Forum Discussion
Classroom-based, instructor-led Microsoft Teams for large and dispersed companies
- Oct 10, 2019
Chris Blackstone highly recommend a Champions network, built from multiple business units, across all regions, and strong visible leadership support. Microsoft did not have the training we needed, so we have a small in-house adoption team. We got them going with the hands-on training and AMA sessions, built the knowledge, developed use cases per area based on their feedback, and then did a full roll out. We had a learning hub for information which links back to the specific apps which plug into Teams. Teams is intuitive for a jump start, and then you need to Level Up - focus on your use cases and how you can help people solve specific issues, or template things. Depending on your demographic, gamification + swag has worked well.
Chris Blackstone when we rolled out Teams - our initial focus was on how it replaced Skype. This is what you did in Skype - this is how you'll do it in Teams. While they still had access to collaboration - we didn't focus on it. Our reason for doing this is a constant thing we hear from our users is "OMG you are giving me ANOTHER tool I have to go and look at? I have email, I have file shares, I have skype, I have sharepoint....and you want me to do something else?" This way we were able to say we aren't adding we are replacing.
Then once we had everyone in Teams and using it every day for communications (chat and meetings) - then we could introduce collaboration and show them all of the extra stuff they could do. For many the mere concept of collaboration was foreign to them - so it took more to help them to understand that.
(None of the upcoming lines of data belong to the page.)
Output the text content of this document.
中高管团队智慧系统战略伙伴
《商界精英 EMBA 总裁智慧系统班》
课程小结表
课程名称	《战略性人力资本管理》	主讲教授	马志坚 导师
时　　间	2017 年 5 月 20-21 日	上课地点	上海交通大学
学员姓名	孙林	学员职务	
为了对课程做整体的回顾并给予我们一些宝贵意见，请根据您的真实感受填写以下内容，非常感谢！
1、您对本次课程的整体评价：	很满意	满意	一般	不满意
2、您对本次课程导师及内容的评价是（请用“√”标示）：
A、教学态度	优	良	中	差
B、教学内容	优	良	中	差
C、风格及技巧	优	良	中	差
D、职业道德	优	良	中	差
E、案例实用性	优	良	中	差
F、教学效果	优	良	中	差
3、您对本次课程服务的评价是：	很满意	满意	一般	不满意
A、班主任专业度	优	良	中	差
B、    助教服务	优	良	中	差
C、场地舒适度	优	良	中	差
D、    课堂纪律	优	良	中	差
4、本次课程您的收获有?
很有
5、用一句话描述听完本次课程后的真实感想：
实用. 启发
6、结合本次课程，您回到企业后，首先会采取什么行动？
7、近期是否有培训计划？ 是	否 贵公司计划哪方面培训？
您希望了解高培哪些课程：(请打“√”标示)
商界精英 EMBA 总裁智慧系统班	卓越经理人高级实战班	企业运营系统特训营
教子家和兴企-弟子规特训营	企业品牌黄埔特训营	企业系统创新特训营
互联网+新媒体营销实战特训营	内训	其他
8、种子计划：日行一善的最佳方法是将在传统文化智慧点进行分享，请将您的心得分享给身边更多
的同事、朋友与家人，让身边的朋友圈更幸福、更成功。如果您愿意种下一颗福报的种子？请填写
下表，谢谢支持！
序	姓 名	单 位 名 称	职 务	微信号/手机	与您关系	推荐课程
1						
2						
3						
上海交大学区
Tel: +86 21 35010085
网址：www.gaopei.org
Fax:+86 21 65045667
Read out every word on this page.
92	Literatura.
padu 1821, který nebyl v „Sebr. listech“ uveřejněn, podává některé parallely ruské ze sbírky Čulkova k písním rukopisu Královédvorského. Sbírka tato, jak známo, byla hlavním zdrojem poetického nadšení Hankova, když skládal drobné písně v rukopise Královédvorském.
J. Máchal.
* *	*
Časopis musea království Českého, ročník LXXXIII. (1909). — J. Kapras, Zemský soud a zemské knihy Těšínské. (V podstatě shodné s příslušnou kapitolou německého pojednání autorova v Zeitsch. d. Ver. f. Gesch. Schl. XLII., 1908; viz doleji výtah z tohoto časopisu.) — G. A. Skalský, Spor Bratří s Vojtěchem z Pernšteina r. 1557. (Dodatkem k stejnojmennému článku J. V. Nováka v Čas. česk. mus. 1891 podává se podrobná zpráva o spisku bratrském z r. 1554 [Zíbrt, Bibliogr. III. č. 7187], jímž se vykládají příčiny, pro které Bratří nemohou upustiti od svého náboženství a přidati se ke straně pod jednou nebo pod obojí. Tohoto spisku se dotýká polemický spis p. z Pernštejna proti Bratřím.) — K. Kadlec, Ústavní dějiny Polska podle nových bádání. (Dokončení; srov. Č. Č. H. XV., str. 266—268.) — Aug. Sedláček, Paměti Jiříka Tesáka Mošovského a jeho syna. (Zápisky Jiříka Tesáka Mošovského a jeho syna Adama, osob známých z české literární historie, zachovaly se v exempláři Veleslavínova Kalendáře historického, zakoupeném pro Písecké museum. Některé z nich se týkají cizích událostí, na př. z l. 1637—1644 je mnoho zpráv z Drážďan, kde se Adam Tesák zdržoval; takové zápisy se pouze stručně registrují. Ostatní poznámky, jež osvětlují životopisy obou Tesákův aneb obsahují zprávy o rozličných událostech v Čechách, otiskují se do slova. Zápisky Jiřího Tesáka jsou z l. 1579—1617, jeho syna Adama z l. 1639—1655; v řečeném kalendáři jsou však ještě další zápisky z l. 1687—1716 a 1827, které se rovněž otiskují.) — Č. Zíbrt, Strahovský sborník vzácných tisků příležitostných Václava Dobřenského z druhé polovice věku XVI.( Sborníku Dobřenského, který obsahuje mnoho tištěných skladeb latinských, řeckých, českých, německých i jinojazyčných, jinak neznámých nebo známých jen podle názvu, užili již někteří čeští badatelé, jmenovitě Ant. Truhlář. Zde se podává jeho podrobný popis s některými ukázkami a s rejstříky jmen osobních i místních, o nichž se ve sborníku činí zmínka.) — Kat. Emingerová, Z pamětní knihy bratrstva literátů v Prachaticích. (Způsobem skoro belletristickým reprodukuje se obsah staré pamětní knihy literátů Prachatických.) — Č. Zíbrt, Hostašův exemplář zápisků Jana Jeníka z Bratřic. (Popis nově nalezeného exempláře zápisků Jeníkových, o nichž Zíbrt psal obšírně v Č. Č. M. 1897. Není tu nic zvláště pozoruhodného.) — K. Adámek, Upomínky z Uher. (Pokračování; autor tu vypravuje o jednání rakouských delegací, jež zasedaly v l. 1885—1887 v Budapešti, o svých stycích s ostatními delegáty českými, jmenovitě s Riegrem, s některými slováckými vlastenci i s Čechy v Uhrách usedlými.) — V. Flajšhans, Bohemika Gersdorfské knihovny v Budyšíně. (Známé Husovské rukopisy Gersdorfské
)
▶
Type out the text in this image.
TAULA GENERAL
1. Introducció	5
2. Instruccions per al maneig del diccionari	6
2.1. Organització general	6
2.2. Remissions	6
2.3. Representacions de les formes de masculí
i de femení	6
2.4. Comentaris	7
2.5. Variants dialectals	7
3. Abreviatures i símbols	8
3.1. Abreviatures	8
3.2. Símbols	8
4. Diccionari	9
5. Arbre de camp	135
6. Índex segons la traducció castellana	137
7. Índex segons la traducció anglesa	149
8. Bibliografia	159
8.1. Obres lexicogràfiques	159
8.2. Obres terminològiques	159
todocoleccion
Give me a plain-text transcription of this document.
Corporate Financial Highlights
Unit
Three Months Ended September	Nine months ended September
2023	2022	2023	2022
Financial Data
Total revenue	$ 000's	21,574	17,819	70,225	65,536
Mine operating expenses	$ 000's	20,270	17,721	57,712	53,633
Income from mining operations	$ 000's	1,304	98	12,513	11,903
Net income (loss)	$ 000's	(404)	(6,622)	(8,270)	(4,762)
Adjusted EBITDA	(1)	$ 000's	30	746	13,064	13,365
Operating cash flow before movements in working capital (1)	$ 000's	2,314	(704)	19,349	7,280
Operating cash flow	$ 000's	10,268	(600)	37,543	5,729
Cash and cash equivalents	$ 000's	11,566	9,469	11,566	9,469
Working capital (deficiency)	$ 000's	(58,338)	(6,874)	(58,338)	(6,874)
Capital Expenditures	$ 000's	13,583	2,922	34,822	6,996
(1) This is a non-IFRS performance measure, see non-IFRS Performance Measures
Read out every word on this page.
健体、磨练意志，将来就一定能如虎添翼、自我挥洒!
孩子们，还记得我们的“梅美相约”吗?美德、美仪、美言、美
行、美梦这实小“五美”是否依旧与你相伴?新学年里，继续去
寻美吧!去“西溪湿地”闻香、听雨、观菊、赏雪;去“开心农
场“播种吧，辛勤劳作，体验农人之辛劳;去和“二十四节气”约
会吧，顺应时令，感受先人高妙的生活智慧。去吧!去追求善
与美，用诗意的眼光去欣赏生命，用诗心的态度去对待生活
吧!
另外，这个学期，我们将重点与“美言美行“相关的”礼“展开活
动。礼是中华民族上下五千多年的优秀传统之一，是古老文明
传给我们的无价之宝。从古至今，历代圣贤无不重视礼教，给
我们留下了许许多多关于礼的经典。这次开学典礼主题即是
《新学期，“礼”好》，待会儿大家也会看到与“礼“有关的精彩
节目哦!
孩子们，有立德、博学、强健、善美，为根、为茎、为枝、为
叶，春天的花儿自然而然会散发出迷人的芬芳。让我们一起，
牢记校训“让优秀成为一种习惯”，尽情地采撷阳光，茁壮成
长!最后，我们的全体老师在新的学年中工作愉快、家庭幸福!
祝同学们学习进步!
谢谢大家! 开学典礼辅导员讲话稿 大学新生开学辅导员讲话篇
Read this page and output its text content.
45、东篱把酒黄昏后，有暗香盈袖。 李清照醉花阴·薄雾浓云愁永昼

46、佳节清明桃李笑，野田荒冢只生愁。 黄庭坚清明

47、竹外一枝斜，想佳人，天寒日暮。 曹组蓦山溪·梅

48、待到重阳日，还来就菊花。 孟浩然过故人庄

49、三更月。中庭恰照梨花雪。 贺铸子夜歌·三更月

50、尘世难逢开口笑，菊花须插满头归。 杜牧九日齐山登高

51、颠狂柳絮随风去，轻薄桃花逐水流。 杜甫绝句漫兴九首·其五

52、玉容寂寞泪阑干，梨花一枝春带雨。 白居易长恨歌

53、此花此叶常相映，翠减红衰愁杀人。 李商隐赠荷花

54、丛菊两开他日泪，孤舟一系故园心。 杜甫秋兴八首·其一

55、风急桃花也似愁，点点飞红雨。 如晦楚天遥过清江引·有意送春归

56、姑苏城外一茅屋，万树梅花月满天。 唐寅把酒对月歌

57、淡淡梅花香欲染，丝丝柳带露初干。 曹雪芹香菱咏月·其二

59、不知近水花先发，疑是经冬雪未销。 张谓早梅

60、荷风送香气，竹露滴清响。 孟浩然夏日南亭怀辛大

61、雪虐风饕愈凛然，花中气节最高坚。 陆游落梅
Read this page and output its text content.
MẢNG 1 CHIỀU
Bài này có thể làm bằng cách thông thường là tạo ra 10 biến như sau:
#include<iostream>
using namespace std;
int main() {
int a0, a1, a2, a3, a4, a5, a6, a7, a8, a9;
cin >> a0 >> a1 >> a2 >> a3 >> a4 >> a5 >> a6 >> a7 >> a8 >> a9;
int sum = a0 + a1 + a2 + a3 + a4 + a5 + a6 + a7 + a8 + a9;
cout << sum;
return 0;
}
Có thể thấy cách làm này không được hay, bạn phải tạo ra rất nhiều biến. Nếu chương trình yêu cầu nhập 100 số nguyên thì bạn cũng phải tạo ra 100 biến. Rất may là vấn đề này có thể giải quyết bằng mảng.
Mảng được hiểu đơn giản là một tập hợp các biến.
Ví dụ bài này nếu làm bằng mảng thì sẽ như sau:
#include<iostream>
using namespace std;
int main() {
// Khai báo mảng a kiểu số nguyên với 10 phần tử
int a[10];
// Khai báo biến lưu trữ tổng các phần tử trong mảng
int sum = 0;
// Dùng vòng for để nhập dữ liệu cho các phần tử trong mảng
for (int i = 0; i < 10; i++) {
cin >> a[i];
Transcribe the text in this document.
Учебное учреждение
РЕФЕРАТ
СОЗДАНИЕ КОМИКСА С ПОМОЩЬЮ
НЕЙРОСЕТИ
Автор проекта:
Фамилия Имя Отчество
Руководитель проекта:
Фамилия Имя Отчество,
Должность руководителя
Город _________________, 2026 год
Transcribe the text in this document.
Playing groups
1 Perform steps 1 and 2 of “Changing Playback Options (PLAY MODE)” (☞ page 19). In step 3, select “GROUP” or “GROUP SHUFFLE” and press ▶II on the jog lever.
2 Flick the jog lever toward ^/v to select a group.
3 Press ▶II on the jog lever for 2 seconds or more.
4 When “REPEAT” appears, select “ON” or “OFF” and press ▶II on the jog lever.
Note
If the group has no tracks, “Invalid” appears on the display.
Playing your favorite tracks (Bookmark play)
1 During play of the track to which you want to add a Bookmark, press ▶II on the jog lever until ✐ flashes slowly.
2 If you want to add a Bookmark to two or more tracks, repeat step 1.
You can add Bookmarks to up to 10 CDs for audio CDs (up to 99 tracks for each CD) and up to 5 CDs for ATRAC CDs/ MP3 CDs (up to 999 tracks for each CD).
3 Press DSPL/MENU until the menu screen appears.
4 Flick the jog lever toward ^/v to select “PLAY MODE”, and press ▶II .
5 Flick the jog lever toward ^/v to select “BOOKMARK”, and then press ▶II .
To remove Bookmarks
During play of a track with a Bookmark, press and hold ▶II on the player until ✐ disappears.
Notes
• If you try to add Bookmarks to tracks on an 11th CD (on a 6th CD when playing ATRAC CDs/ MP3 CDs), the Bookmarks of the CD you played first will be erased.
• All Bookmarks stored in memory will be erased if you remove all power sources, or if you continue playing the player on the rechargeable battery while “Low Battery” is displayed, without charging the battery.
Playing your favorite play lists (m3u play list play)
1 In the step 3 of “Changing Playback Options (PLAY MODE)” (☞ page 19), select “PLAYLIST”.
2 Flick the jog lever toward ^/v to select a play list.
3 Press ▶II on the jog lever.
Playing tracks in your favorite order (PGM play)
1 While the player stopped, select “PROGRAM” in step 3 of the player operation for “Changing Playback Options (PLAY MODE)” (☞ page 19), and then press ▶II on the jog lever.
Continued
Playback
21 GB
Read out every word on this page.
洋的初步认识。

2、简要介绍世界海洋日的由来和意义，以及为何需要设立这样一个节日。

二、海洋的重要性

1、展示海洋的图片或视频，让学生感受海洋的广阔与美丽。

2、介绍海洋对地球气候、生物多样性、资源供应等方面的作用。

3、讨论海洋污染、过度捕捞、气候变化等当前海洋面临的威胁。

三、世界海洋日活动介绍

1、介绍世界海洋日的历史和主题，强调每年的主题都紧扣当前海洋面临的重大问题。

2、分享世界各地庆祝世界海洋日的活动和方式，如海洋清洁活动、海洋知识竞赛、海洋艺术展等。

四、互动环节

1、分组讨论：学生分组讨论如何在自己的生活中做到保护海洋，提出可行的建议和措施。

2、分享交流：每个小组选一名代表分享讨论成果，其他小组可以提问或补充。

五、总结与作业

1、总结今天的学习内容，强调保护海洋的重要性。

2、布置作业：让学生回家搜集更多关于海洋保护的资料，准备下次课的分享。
For the communication piece - we used written communications, short how to videos for tasks from Brainstorm, for English speakers the Microsoft instructor led sessions on moving from Skype to Teams (Instructor Led Training), and then for non English speakers we partnered with a company to deliver the content in their native language via a webinar.
For the collaboration training - for our larger knowledge base worker locations - we did on site instructor led sessions. For everywhere else - we did webinars - either using the Microsoft retail store trainers for English - or our partner for the non English speakers.
We also have a strong champions group and a Help O365 user community (within Yammer) where anyone can go and ask questions.
We didn't require anyone to attend training. For the onsite instructor led collaboration training - we tried to make it fun. We did Teams Excite Weeks. Anyone that participated in any of the events during the week was entered into a raffle for prizes. Events were - Ask Me Anything (we had people from our Microsoft account team on hand for people to stop by and ask questions and get Microsoft swag), we had a professional photographer come on site to take profile pictures for anyone interested, we had cake, and the training. The prizes we gave away were:
- Lunch with Roy (Roy is our CEO)
- 1 extra vacation day (employees only eligible - not contractors)
- Pirates baseball tickets (we are in Pittsburgh)
- Teams swag (backpack and some other things)
- Surface Go - people had to attend one of the training sessions in order to be registered for this prize
Our Microsoft account team submitted into two programs they have available for customers to get us funding to pay for some of the prizes and the swag.
Happy to share any of the content we created for our transition if you're interested.